Sunday, August 22, 2010

Intensely Strawberry

Jamming at Home

I like to think of myself as the type of person who would enjoy making her own jam.  But the truth is that I’ve never made traditional jam of any kind, nor have I canned a single thing.  I love to cook, but I haven’t gotten into the old/new-fashioned habit of putting things up in jars.  My style is more cook-and-eat-as-I-go.

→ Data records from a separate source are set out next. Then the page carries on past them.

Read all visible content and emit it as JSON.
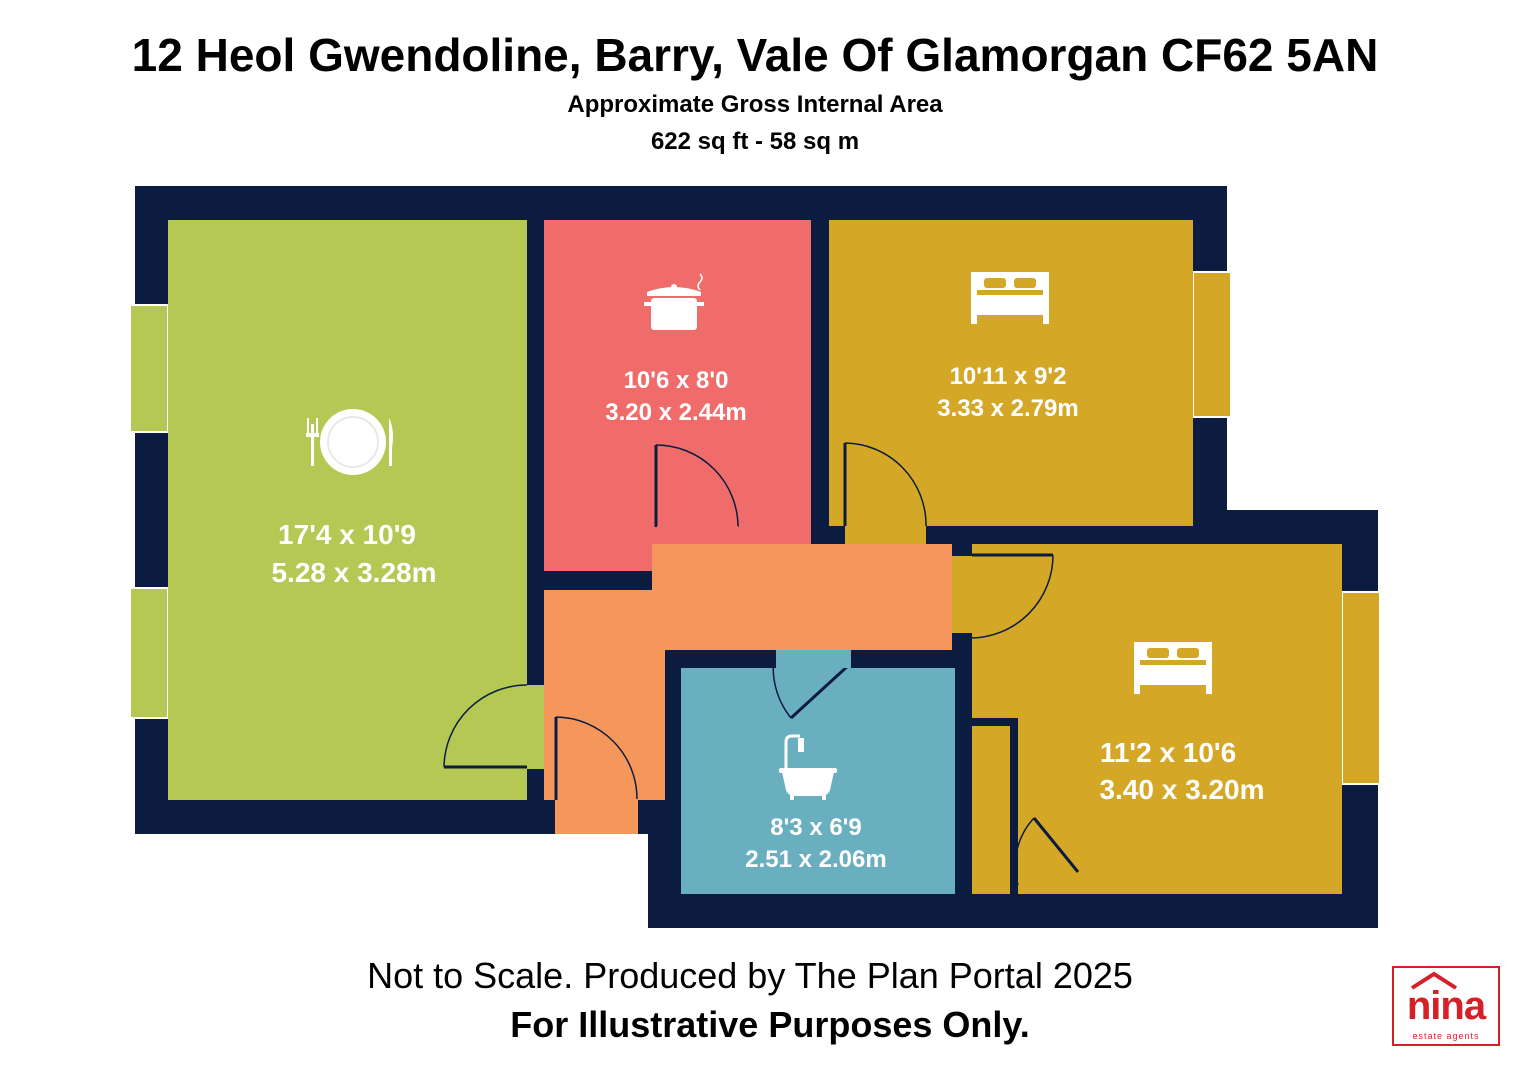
{
  "header": {
    "title": "12 Heol Gwendoline, Barry, Vale Of Glamorgan CF62 5AN",
    "area_label": "Approximate Gross Internal Area",
    "area_value": "622 sq ft - 58 sq m"
  },
  "rooms": {
    "living": {
      "imperial": "17'4 x 10'9",
      "metric": "5.28 x 3.28m",
      "icon": "dining-plate-icon",
      "color": "#b5c853"
    },
    "kitchen": {
      "imperial": "10'6 x 8'0",
      "metric": "3.20 x 2.44m",
      "icon": "cooking-pot-icon",
      "color": "#ef6c6a"
    },
    "bedroom1": {
      "imperial": "10'11 x 9'2",
      "metric": "3.33 x 2.79m",
      "icon": "bed-icon",
      "color": "#d4a826"
    },
    "bedroom2": {
      "imperial": "11'2 x 10'6",
      "metric": "3.40 x 3.20m",
      "icon": "bed-icon",
      "color": "#d4a826"
    },
    "bathroom": {
      "imperial": "8'3 x 6'9",
      "metric": "2.51 x 2.06m",
      "icon": "bathtub-icon",
      "color": "#6aafc0"
    },
    "hallway": {
      "color": "#f5975a"
    }
  },
  "colors": {
    "walls": "#0c1c40",
    "window": "#b5c853"
  },
  "footer": {
    "scale_note": "Not to Scale. Produced by The Plan Portal 2025",
    "disclaimer": "For Illustrative Purposes Only."
  },
  "logo": {
    "name": "nina",
    "tagline": "estate agents"
  }
}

I think there are two things that contribute to my lack of effort in the jam department.  One is that I’m not a gardener.  I love gardens deeply, but I don’t have one to call my own, or even one that I share with others.  Right now I don’t even have a plant because I gave them all away when I moved to Texas last fall.  It was very hard to give away my plants, but I just didn’t have the means to take them with me.  I still miss those plants.

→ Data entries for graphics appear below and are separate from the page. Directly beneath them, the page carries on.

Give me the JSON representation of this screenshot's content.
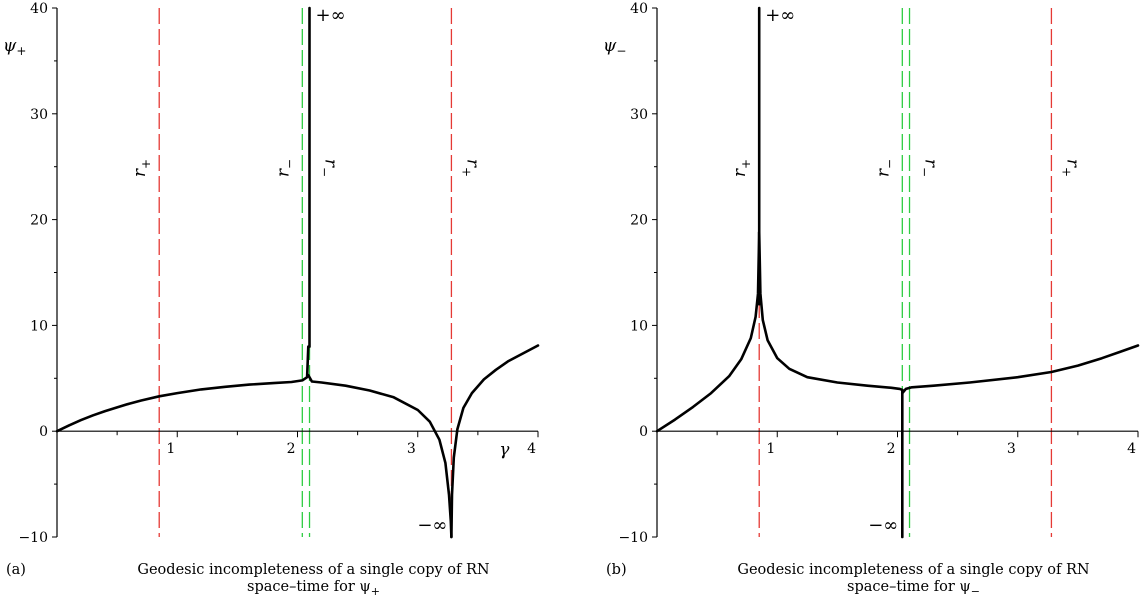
{
  "chart_data": [
    {
      "type": "line",
      "panel_tag": "(a)",
      "caption_line1": "Geodesic incompleteness of a single copy of RN",
      "caption_line2": "space–time for ψ",
      "caption_sub": "+",
      "ylabel": "ψ",
      "ylabel_sub": "+",
      "xlabel": "γ",
      "xlim": [
        0,
        4
      ],
      "ylim": [
        -10,
        40
      ],
      "x_ticks": [
        "1",
        "2",
        "3",
        "4"
      ],
      "y_ticks": [
        "−10",
        "0",
        "10",
        "20",
        "30",
        "40"
      ],
      "y_tick_values": [
        -10,
        0,
        10,
        20,
        30,
        40
      ],
      "x_tick_values": [
        1,
        2,
        3,
        4
      ],
      "vlines": [
        {
          "x": 0.85,
          "color": "#e53935",
          "label": "r",
          "label_sub": "+",
          "label_side": "left",
          "label_dir": "up"
        },
        {
          "x": 2.04,
          "color": "#2ecc40",
          "label": "r",
          "label_sub": "−",
          "label_side": "left",
          "label_dir": "up"
        },
        {
          "x": 2.1,
          "color": "#2ecc40",
          "label": "r",
          "label_sub": "−",
          "label_side": "right",
          "label_dir": "down"
        },
        {
          "x": 3.28,
          "color": "#e53935",
          "label": "r",
          "label_sub": "+",
          "label_side": "right",
          "label_dir": "down"
        }
      ],
      "annotations": [
        {
          "text": "+∞",
          "x": 2.1,
          "y": 40,
          "anchor": "top-right"
        },
        {
          "text": "−∞",
          "x": 3.28,
          "y": -10,
          "anchor": "bottom-left"
        }
      ],
      "series": [
        {
          "x": [
            0,
            0.1,
            0.2,
            0.3,
            0.4,
            0.5,
            0.6,
            0.7,
            0.85,
            1.0,
            1.2,
            1.4,
            1.6,
            1.8,
            1.95,
            2.04,
            2.08,
            2.09
          ],
          "y": [
            0,
            0.55,
            1.05,
            1.5,
            1.9,
            2.25,
            2.6,
            2.9,
            3.3,
            3.6,
            3.95,
            4.2,
            4.4,
            4.55,
            4.65,
            4.8,
            5.1,
            8
          ]
        },
        {
          "x": [
            2.1,
            2.1,
            2.1
          ],
          "y": [
            8,
            25,
            40
          ]
        },
        {
          "x": [
            2.09,
            2.12,
            2.2,
            2.4,
            2.6,
            2.8,
            3.0,
            3.1,
            3.18,
            3.23,
            3.26,
            3.275,
            3.28
          ],
          "y": [
            5.3,
            4.7,
            4.6,
            4.3,
            3.85,
            3.2,
            2.0,
            0.9,
            -0.8,
            -3,
            -6,
            -8.5,
            -10
          ]
        },
        {
          "x": [
            3.28,
            3.285,
            3.3,
            3.33,
            3.38,
            3.45,
            3.55,
            3.65,
            3.75,
            3.85,
            4.0
          ],
          "y": [
            -10,
            -6,
            -2.5,
            0.2,
            2.2,
            3.6,
            4.9,
            5.8,
            6.6,
            7.2,
            8.1
          ]
        }
      ]
    },
    {
      "type": "line",
      "panel_tag": "(b)",
      "caption_line1": "Geodesic incompleteness of a single copy of RN",
      "caption_line2": "space–time for ψ",
      "caption_sub": "−",
      "ylabel": "ψ",
      "ylabel_sub": "−",
      "xlabel": "",
      "xlim": [
        0,
        4
      ],
      "ylim": [
        -10,
        40
      ],
      "x_ticks": [
        "1",
        "2",
        "3",
        "4"
      ],
      "y_ticks": [
        "−10",
        "0",
        "10",
        "20",
        "30",
        "40"
      ],
      "y_tick_values": [
        -10,
        0,
        10,
        20,
        30,
        40
      ],
      "x_tick_values": [
        1,
        2,
        3,
        4
      ],
      "vlines": [
        {
          "x": 0.85,
          "color": "#e53935",
          "label": "r",
          "label_sub": "+",
          "label_side": "left",
          "label_dir": "up"
        },
        {
          "x": 2.04,
          "color": "#2ecc40",
          "label": "r",
          "label_sub": "−",
          "label_side": "left",
          "label_dir": "up"
        },
        {
          "x": 2.1,
          "color": "#2ecc40",
          "label": "r",
          "label_sub": "−",
          "label_side": "right",
          "label_dir": "down"
        },
        {
          "x": 3.28,
          "color": "#e53935",
          "label": "r",
          "label_sub": "+",
          "label_side": "right",
          "label_dir": "down"
        }
      ],
      "annotations": [
        {
          "text": "+∞",
          "x": 0.85,
          "y": 40,
          "anchor": "top-right"
        },
        {
          "text": "−∞",
          "x": 2.04,
          "y": -10,
          "anchor": "bottom-left"
        }
      ],
      "series": [
        {
          "x": [
            0,
            0.15,
            0.3,
            0.45,
            0.6,
            0.7,
            0.78,
            0.82,
            0.84,
            0.85
          ],
          "y": [
            0,
            1.1,
            2.3,
            3.6,
            5.2,
            6.8,
            8.8,
            10.8,
            13,
            18.8
          ]
        },
        {
          "x": [
            0.85,
            0.85,
            0.85
          ],
          "y": [
            12,
            25,
            40
          ]
        },
        {
          "x": [
            0.85,
            0.86,
            0.88,
            0.92,
            1.0,
            1.1,
            1.25,
            1.5,
            1.75,
            1.95,
            2.02,
            2.04
          ],
          "y": [
            18.8,
            13,
            10.5,
            8.6,
            6.9,
            5.9,
            5.1,
            4.6,
            4.3,
            4.1,
            4.0,
            3.9
          ]
        },
        {
          "x": [
            2.04,
            2.04,
            2.04
          ],
          "y": [
            3.9,
            -3,
            -10
          ]
        },
        {
          "x": [
            2.04,
            2.07,
            2.12,
            2.3,
            2.6,
            3.0,
            3.28,
            3.5,
            3.7,
            3.85,
            4.0
          ],
          "y": [
            3.6,
            4.0,
            4.15,
            4.3,
            4.6,
            5.1,
            5.6,
            6.2,
            6.9,
            7.5,
            8.1
          ]
        }
      ]
    }
  ]
}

The other thing that gets in the way of a jam session is that I am incredibly greedy about fresh fruit.  When the fruit is at its peak of freshness, I see no reason, no reason at all, to apply heat of any kind to it.  I just want to eat it raw, dripping with juice and sun-kissed flavor, until the last days of summer have faded into the smoky evening nights of autumn.

But here’s the kicker: I love jams, jellies, and fruit preserves.  I like their intensity, the way they make a piece of buttered toast feel like something special.  I like their versatility too—use them as condiments at the table or use them in cooking or baking for a burst of sticky fruity flavor.  Perhaps it wasn’t surprising, then, that when my eyes landed on a recipe for “Fresh Fruit Jam” in Ani Phyo’s latest book, I could not stop thinking about it.  And once I’d made a batch, I could not stop making fresh fruit jam.

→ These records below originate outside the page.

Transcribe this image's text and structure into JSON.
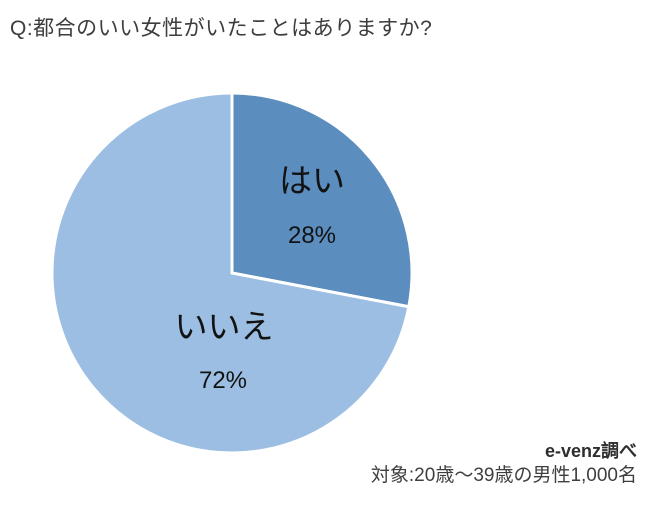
{
  "title": "Q:都合のいい女性がいたことはありますか?",
  "chart_data": {
    "type": "pie",
    "title": "Q:都合のいい女性がいたことはありますか?",
    "categories": [
      "はい",
      "いいえ"
    ],
    "values": [
      28,
      72
    ],
    "start_angle_deg": -90,
    "direction": "clockwise",
    "divider_color": "#FFFFFF",
    "legend_position": "none",
    "slices": [
      {
        "label": "はい",
        "value": 28,
        "pct_label": "28%",
        "color": "#5B8DBE"
      },
      {
        "label": "いいえ",
        "value": 72,
        "pct_label": "72%",
        "color": "#9CBEE2"
      }
    ]
  },
  "footer": {
    "source": "e-venz調べ",
    "audience": "対象:20歳〜39歳の男性1,000名"
  }
}
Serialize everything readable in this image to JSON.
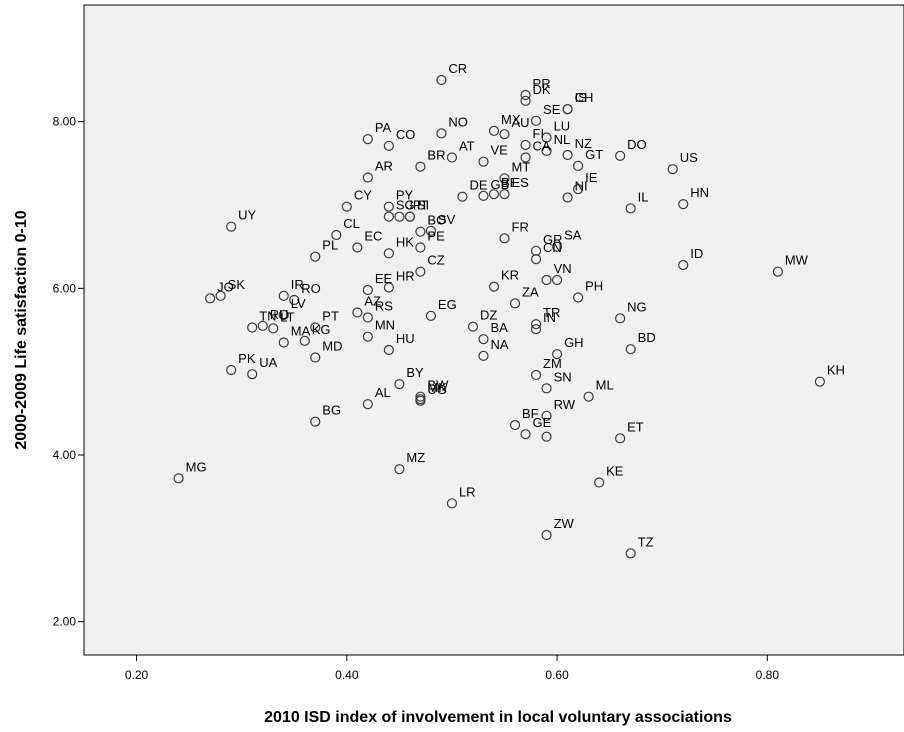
{
  "chart_data": {
    "type": "scatter",
    "title": "",
    "xlabel": "2010 ISD index of involvement in local voluntary associations",
    "ylabel": "2000-2009 Life satisfaction 0-10",
    "xlim": [
      0.15,
      0.93
    ],
    "ylim": [
      1.6,
      9.4
    ],
    "x_ticks": [
      0.2,
      0.4,
      0.6,
      0.8
    ],
    "x_tick_labels": [
      "0.20",
      "0.40",
      "0.60",
      "0.80"
    ],
    "y_ticks": [
      2,
      4,
      6,
      8
    ],
    "y_tick_labels": [
      "2.00",
      "4.00",
      "6.00",
      "8.00"
    ],
    "grid": false,
    "legend": "none",
    "colors": {
      "plot_background": "#f0f0f0",
      "marker_stroke": "#3a3a3a",
      "text": "#000000"
    },
    "points": [
      {
        "label": "CR",
        "x": 0.49,
        "y": 8.5
      },
      {
        "label": "DK",
        "x": 0.57,
        "y": 8.25
      },
      {
        "label": "PR",
        "x": 0.57,
        "y": 8.32
      },
      {
        "label": "IS",
        "x": 0.61,
        "y": 8.15
      },
      {
        "label": "CH",
        "x": 0.61,
        "y": 8.15
      },
      {
        "label": "SE",
        "x": 0.58,
        "y": 8.01
      },
      {
        "label": "MX",
        "x": 0.54,
        "y": 7.89
      },
      {
        "label": "AU",
        "x": 0.55,
        "y": 7.85
      },
      {
        "label": "FI",
        "x": 0.57,
        "y": 7.72
      },
      {
        "label": "NO",
        "x": 0.49,
        "y": 7.86
      },
      {
        "label": "PA",
        "x": 0.42,
        "y": 7.79
      },
      {
        "label": "CO",
        "x": 0.44,
        "y": 7.71
      },
      {
        "label": "AT",
        "x": 0.5,
        "y": 7.57
      },
      {
        "label": "LU",
        "x": 0.59,
        "y": 7.81
      },
      {
        "label": "NL",
        "x": 0.59,
        "y": 7.65
      },
      {
        "label": "VE",
        "x": 0.53,
        "y": 7.52
      },
      {
        "label": "DO",
        "x": 0.66,
        "y": 7.59
      },
      {
        "label": "NZ",
        "x": 0.61,
        "y": 7.6
      },
      {
        "label": "US",
        "x": 0.71,
        "y": 7.43
      },
      {
        "label": "AR",
        "x": 0.42,
        "y": 7.33
      },
      {
        "label": "CA",
        "x": 0.57,
        "y": 7.57
      },
      {
        "label": "GT",
        "x": 0.62,
        "y": 7.47
      },
      {
        "label": "BR",
        "x": 0.47,
        "y": 7.46
      },
      {
        "label": "MT",
        "x": 0.55,
        "y": 7.32
      },
      {
        "label": "ES",
        "x": 0.55,
        "y": 7.13
      },
      {
        "label": "BE",
        "x": 0.54,
        "y": 7.13
      },
      {
        "label": "IE",
        "x": 0.62,
        "y": 7.19
      },
      {
        "label": "HN",
        "x": 0.72,
        "y": 7.01
      },
      {
        "label": "CY",
        "x": 0.4,
        "y": 6.98
      },
      {
        "label": "IL",
        "x": 0.67,
        "y": 6.96
      },
      {
        "label": "PY",
        "x": 0.44,
        "y": 6.98
      },
      {
        "label": "GB",
        "x": 0.53,
        "y": 7.11
      },
      {
        "label": "UY",
        "x": 0.29,
        "y": 6.74
      },
      {
        "label": "SI",
        "x": 0.46,
        "y": 6.86
      },
      {
        "label": "IT",
        "x": 0.46,
        "y": 6.86
      },
      {
        "label": "NI",
        "x": 0.61,
        "y": 7.09
      },
      {
        "label": "CL",
        "x": 0.39,
        "y": 6.64
      },
      {
        "label": "DE",
        "x": 0.51,
        "y": 7.1
      },
      {
        "label": "FR",
        "x": 0.55,
        "y": 6.6
      },
      {
        "label": "JP",
        "x": 0.45,
        "y": 6.86
      },
      {
        "label": "SG",
        "x": 0.44,
        "y": 6.86
      },
      {
        "label": "SV",
        "x": 0.48,
        "y": 6.69
      },
      {
        "label": "BO",
        "x": 0.47,
        "y": 6.68
      },
      {
        "label": "SA",
        "x": 0.6,
        "y": 6.5
      },
      {
        "label": "GR",
        "x": 0.58,
        "y": 6.45
      },
      {
        "label": "ID",
        "x": 0.72,
        "y": 6.28
      },
      {
        "label": "MW",
        "x": 0.81,
        "y": 6.2
      },
      {
        "label": "PE",
        "x": 0.47,
        "y": 6.49
      },
      {
        "label": "HK",
        "x": 0.44,
        "y": 6.42
      },
      {
        "label": "CZ",
        "x": 0.47,
        "y": 6.2
      },
      {
        "label": "CN",
        "x": 0.58,
        "y": 6.35
      },
      {
        "label": "EC",
        "x": 0.41,
        "y": 6.49
      },
      {
        "label": "JO",
        "x": 0.27,
        "y": 5.88
      },
      {
        "label": "SK",
        "x": 0.28,
        "y": 5.91
      },
      {
        "label": "IR",
        "x": 0.34,
        "y": 5.91
      },
      {
        "label": "PL",
        "x": 0.37,
        "y": 6.38
      },
      {
        "label": "KR",
        "x": 0.54,
        "y": 6.02
      },
      {
        "label": "VN",
        "x": 0.59,
        "y": 6.1
      },
      {
        "label": "EE",
        "x": 0.42,
        "y": 5.98
      },
      {
        "label": "PH",
        "x": 0.62,
        "y": 5.89
      },
      {
        "label": "RO",
        "x": 0.35,
        "y": 5.86
      },
      {
        "label": "HR",
        "x": 0.44,
        "y": 6.01
      },
      {
        "label": "EG",
        "x": 0.48,
        "y": 5.67
      },
      {
        "label": "ZA",
        "x": 0.56,
        "y": 5.82
      },
      {
        "label": "TR",
        "x": 0.58,
        "y": 5.57
      },
      {
        "label": "NG",
        "x": 0.66,
        "y": 5.64
      },
      {
        "label": "TN",
        "x": 0.31,
        "y": 5.53
      },
      {
        "label": "RU",
        "x": 0.32,
        "y": 5.55
      },
      {
        "label": "LV",
        "x": 0.34,
        "y": 5.68
      },
      {
        "label": "PT",
        "x": 0.37,
        "y": 5.53
      },
      {
        "label": "RS",
        "x": 0.42,
        "y": 5.65
      },
      {
        "label": "DZ",
        "x": 0.52,
        "y": 5.54
      },
      {
        "label": "MN",
        "x": 0.42,
        "y": 5.42
      },
      {
        "label": "BD",
        "x": 0.67,
        "y": 5.27
      },
      {
        "label": "GH",
        "x": 0.6,
        "y": 5.21
      },
      {
        "label": "LT",
        "x": 0.33,
        "y": 5.52
      },
      {
        "label": "AZ",
        "x": 0.41,
        "y": 5.71
      },
      {
        "label": "BA",
        "x": 0.53,
        "y": 5.39
      },
      {
        "label": "IN",
        "x": 0.58,
        "y": 5.51
      },
      {
        "label": "MA",
        "x": 0.34,
        "y": 5.35
      },
      {
        "label": "KG",
        "x": 0.36,
        "y": 5.37
      },
      {
        "label": "HU",
        "x": 0.44,
        "y": 5.26
      },
      {
        "label": "PK",
        "x": 0.29,
        "y": 5.02
      },
      {
        "label": "NA",
        "x": 0.53,
        "y": 5.19
      },
      {
        "label": "MD",
        "x": 0.37,
        "y": 5.17
      },
      {
        "label": "ZM",
        "x": 0.58,
        "y": 4.96
      },
      {
        "label": "ML",
        "x": 0.63,
        "y": 4.7
      },
      {
        "label": "KH",
        "x": 0.85,
        "y": 4.88
      },
      {
        "label": "UA",
        "x": 0.31,
        "y": 4.97
      },
      {
        "label": "BY",
        "x": 0.45,
        "y": 4.85
      },
      {
        "label": "BW",
        "x": 0.47,
        "y": 4.7
      },
      {
        "label": "UG",
        "x": 0.47,
        "y": 4.65
      },
      {
        "label": "SN",
        "x": 0.59,
        "y": 4.8
      },
      {
        "label": "BG",
        "x": 0.37,
        "y": 4.4
      },
      {
        "label": "AL",
        "x": 0.42,
        "y": 4.61
      },
      {
        "label": "MK",
        "x": 0.47,
        "y": 4.67
      },
      {
        "label": "BF",
        "x": 0.56,
        "y": 4.36
      },
      {
        "label": "RW",
        "x": 0.59,
        "y": 4.47
      },
      {
        "label": "ET",
        "x": 0.66,
        "y": 4.2
      },
      {
        "label": "GE",
        "x": 0.57,
        "y": 4.25
      },
      {
        "label": "MG",
        "x": 0.24,
        "y": 3.72
      },
      {
        "label": "MZ",
        "x": 0.45,
        "y": 3.83
      },
      {
        "label": "KE",
        "x": 0.64,
        "y": 3.67
      },
      {
        "label": "LR",
        "x": 0.5,
        "y": 3.42
      },
      {
        "label": "ZW",
        "x": 0.59,
        "y": 3.04
      },
      {
        "label": "TZ",
        "x": 0.67,
        "y": 2.82
      }
    ],
    "unlabeled_points": [
      {
        "x": 0.59,
        "y": 4.22
      },
      {
        "x": 0.6,
        "y": 6.1
      }
    ]
  }
}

Ani’s recipe is ridiculously easy: 1 cup of your favorite fruit, 1/4 cup of pitted Medjool dates, a few minutes in the food processor, and ooh—fresh fruit jam!  The dates add that sticky sweetness that fruit usually acquires with the help of sugar, pectin, and some heat.  But Ani’s recipe is so much easier than that—no heat, two ingredients, and just a spoon and the food processor to clean.  I’ve been making strawberry jam using frozen organic strawberries, which solves the fresh fruit issue I mentioned earlier.  I measure out about a cup of frozen strawberries into a glass measuring cup, let them thaw, and then pour everything—berries and juice—into the processor along with three fresh dates, pitted and chopped.

My strawberry jam is almost addictively good.  It’s a little sweet, a little tart, and intensely strawberry.  The texture is softer and looser than a traditional jam, but it’s too thick to call it a sauce.  I’d say it’s somewhere between jam and sauce.  I like to spoon it over my bowls of overnight oatmeal or dollop it on top of Carr’s crackers spread with ricotta cheese.  It makes for a great afternoon snack or a bite to eat before a good work-out.  It’s also good straight off the spoon, which I consider to be the cook’s treat after making a new batch of jam.  It’s called taste testing, and I highly recommend it. 

Check Out That Jam!

Fresh Strawberry Jam

From Ani’s Raw Food Essentials by Ani Phyo

Makes about 1 cup

In my kitchen, this jam keeps well for at least a week.

1 cup frozen strawberries, thawed

1/4 cup chopped and pitted fresh Medjool dates

1)  Add strawberries and dates to the bowl of a food processor.  Blend them together until the consistency becomes thick and a little jammy.  You can stop when the dates are still in larger chunks or process for a longer time to get a more even consistency.

2)  Spoon the jam into a jar, seal the jar with a lid, and store it in the fridge.


Shannon said...

i think ricotta needs to be a more common purchase for me ;) i bet it would be awesome with the goat cheese i always have on hand too! love the simplicity of this recipe! i've never tried canning, and i so often just eat summer fruit :)

Rosiecat said...

Yes, that's a great idea! I bet it would be really tasty with a goat cheese that isn't too sour--just enough tang to give you some contrast with the sweetness of the fruit.

My biggest problem is remembering to EAT the ricotta I bought. I've been doing pretty well this summer though :-)

Happy Monday, Shannon.

Laurie said...

Wow, that jam looks great! It reminds me of the freezer jam my grandmother made. It looks like it has a similar consistency, which made it great for English muffins. The jam would just ooze down in to all those nooks and crannies. Darn, I just ate breakfast and now I'm craving jam. Guess I'll have to head over to the park and snitch some fresh blackberries for Rose-Ani jam.

Rosiecat said...

Come on, Laurie! Give in to your jam craving! Now I'm craving an English muffin, toasted and buttered and topped with fresh jam. Mmm! I love that this recipe reminds you of your grandmother's :-)

And is it hopelessly narcissistic that I love the name Rose-Ani jam? Yeah, I guess it is, but I still love it.